12節・4P
「おはよう」
看護婦は明るかったが、千絵の気持ちは暗かった。退院の話しを持ちかける事が怖かったのだ。
「あなた、もしかして、館林千絵じゃない?」
千絵はビックリして顔を上げた。
「同じ小学校だった。あー、やっぱり」
「私、松野亜紀子よ」
「あー、そう言えば、あのころの面影が残ってるわ」
千絵は知り合いに会った事に、喜びを隠せなかった。天涯孤独の身になったと思ったら、こんな所に救いの手を差し伸べる人がいたのだ。その時の嬉しさはひとしおだった。
「今どうしてるの?」
千絵の顔が曇った。
「あ、変なこと聞いたね」
「私、今は親元離れて独り暮らししているの」
「へー、頑張ってるんだ」
「でも実家は、すぐ近くなんだけどね」
「私は・・・」
途中まで言いかけるが言葉が詰まった。
「言いたくなければ、言わなくてもいいのよ」
「小学校の時、あなた事情も言わずに急に転校したでしょ。

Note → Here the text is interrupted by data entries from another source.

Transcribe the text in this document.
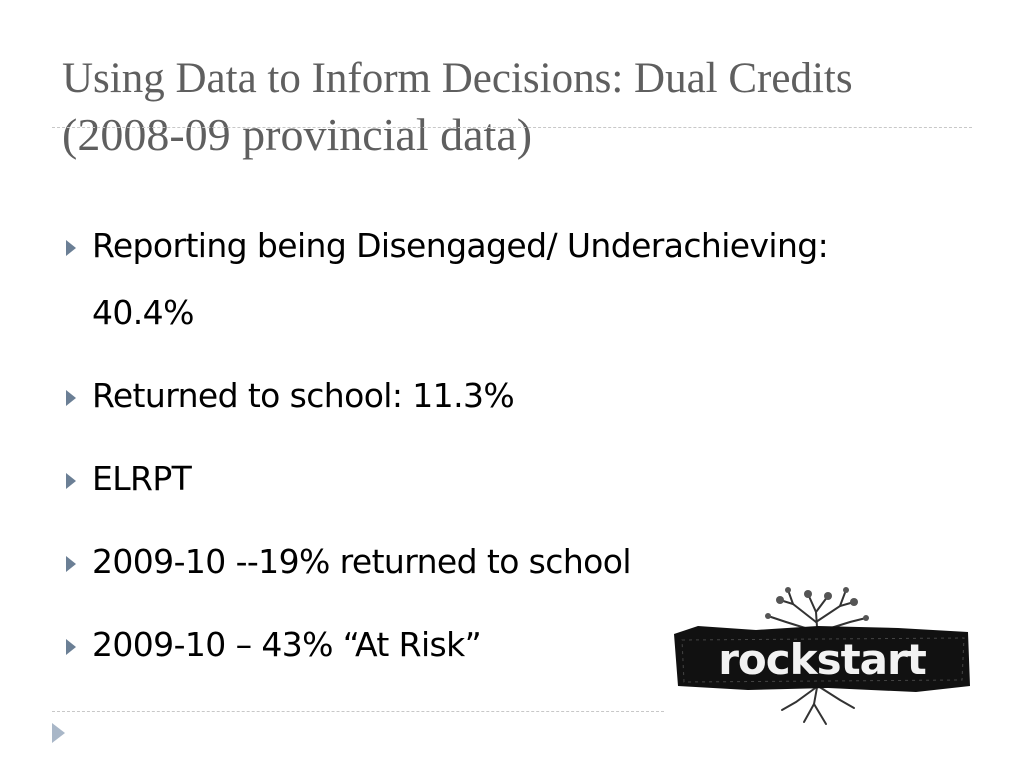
Using Data to Inform Decisions: Dual Credits (2008-09 provincial data)
Reporting being Disengaged/ Underachieving:
40.4%
Returned to school: 11.3%
ELRPT
2009-10 --19% returned to school
2009-10 – 43% “At Risk”	rockstart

あの、お母さん亡くなった頃よ。ときどき思い出していたけど、こんな所で会うなんて思わなかったわ。ずっと近くにいたのね」
千絵はママの死によって急に転校を余儀なくされた。言えない事情を思い出して、暗くなった。しかし亜紀子は優しかった。昔の面影を残し、どこか懐かしく、ホッとさせてくれる人だった。